Вот что я от него услышал, и я спустился к первому ряду поглядеть минуточку кино перед тем, как снова проверить, чем там занимается наша единственная и неповторимая, наша совершенная девушка, Грязнуля Мэри; и с первого ряда я, конечно (и вот, когда я был очень маленький мальчик, думаю, моя первая картина, иными словами, первое кино, что я когда-либо видел, думаю, был фильм Тома Микса с ним в белой шляпе, и, фактически, до того снежный в нем, что в общем дожде той киноэкранной калифорнии в жидкой грязи он светился, как червячок-светлячок, и синонимно всему этому видеть, как он скачет весь из себя через дождявые хижины на халате и приземляется на маньяков в темноте… Я боялся высунуть руку во тьму, пока мне двадцать девять лет не стукнуло, о я бы сказал, двадцать девять и типа, не тридцать, если не тридцать, или уйма тридцати, ну это уйма уйм, но я б осмелился угадать, на худой конец, или по крайней мере, двадцать девять лет и десять месяцев и двадцать девять дней, вот сколько лет мне сегодня, или, может, лишь на день-другой позже того, но час настал гавиал, я тут финт кручу, и ты послушай меня, папка, я весь день тебя жду, покуда корячусь над горячею плитою, пока домой с работы не вернешься, зра боты, ебанамат, и не заправишь мне здоровенную поебку, к печке прислонив, а я закину старое свое платьишко тебе куда угодно, папуля, через за сарай, када ни скажешь, папуля, или ты зайдешь за стог сегодня вечерком в одиннадцать или семень часов, и я тебя отличненько отлажу, папуля, я тебя досуха откачаю и выебу так, что жопа отстегнется, что это с тобой такое, я тебя все время ебу, папаня, чёэт ты не приходишь ебать малют’чку мя, я темноты не боюся, я тебя научу как темени бояться, тут в Нью-Орлинзе у нас всяко-разные вуду есть, и худу, и худсудуду тож, но нас этта не парит, птушто папуля мой, скажи папуле майму, что Господь вчера вечером сказал, и дамы собралися все и патвердили, и все мы идем и переходим юный синий свет тонких измерений апро эхекди кхдхке акрик, этно и еты кдхт этккк, там на самом деле нет никаких прерываний или чего-то, но лишь льистые листые чистые механические свойства и страх, естественный, нашуметь, аминь.

 

«Когда я был во тьме, ту косячную трубку у меня из руки сперли». «Тогда чего ж ты себе вопрос не задал? Ты чего это задумал, Чарли?»
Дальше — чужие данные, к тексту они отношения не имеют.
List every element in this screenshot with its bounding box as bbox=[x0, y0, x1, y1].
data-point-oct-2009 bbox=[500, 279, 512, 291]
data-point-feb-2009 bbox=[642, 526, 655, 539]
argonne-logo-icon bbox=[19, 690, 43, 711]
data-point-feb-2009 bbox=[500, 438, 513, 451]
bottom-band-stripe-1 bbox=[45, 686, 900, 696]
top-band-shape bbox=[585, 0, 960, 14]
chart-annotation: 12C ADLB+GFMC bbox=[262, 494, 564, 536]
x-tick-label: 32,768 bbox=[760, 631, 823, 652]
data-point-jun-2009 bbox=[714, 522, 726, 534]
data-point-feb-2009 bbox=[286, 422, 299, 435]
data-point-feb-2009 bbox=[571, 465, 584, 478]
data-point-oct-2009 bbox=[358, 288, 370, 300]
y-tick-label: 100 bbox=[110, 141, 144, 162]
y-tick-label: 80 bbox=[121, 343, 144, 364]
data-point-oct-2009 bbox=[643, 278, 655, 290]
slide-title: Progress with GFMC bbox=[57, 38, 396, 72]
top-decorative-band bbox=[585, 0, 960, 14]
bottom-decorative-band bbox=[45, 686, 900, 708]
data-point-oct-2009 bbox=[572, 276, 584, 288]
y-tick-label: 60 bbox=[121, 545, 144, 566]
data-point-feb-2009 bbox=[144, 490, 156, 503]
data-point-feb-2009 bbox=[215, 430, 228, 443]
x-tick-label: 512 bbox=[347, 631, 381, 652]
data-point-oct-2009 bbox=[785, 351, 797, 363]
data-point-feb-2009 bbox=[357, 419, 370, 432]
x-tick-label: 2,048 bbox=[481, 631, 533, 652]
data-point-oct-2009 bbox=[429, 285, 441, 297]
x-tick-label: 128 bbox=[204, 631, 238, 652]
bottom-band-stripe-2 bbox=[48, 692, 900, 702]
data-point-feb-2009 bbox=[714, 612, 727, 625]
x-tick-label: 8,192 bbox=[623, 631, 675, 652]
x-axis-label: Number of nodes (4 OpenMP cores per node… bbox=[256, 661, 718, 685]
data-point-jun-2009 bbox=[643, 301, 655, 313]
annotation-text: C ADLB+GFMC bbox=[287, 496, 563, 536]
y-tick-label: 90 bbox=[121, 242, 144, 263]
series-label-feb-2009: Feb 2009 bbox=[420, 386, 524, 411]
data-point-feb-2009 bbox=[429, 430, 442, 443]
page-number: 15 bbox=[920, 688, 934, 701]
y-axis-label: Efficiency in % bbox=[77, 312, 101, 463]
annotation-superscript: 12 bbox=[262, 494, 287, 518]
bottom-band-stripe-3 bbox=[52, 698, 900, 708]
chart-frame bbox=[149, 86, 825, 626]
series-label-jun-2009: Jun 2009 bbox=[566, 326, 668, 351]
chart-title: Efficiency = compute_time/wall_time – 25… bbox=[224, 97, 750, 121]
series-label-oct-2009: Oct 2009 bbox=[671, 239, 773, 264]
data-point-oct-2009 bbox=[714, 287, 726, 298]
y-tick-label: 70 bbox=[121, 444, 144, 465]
«Я не могу ничего сделать, покуда не прикину, как я умудрился эту штуку потерять в темноте, я отчетливо помню, как с нею в руке оставил этот стул, но теперь при свете лампы вижу, что она не на кушетке, да и вблизи стула ее нет, так где, хде, гдье, гидьиийийеаааа она может быть? (подражая Милтону Бёрлу) На сцене водевиля стояли два маленьких комедианта; в первом ряду сидела блондинка; гля на ё, сказал первый комик; я ё как раз щас мею, я мею, не, я ё ща смею, о как оно, с бритакцентом, имею, да, вот так, валяй и забудь то, что сейчас говорил, если не можешь вспомнить, тресь, валяй, головой, скрип, тресь, треснись головой, башкой; иди башкой треснись в трещине; иди башкой треснись в резкой расселине; иди башкой треснись в стойке свалки костей; иди треснись башкой в сильной синей стойке; ах ха, иди и тресни себе башку; иди, паццан, найди свою башку, тресни ее, она найдена, а теперь послушайте, детишки, иди башку себе тресни, говорю я, в стойке почтодома, о да, вжик, иди треснись башкой в черношторме, мешке водоврата; иди тресни, иди треснись, чужак в покрове мой брат, это он протянул черную руку свою во мраке и украл мою косячную трубку.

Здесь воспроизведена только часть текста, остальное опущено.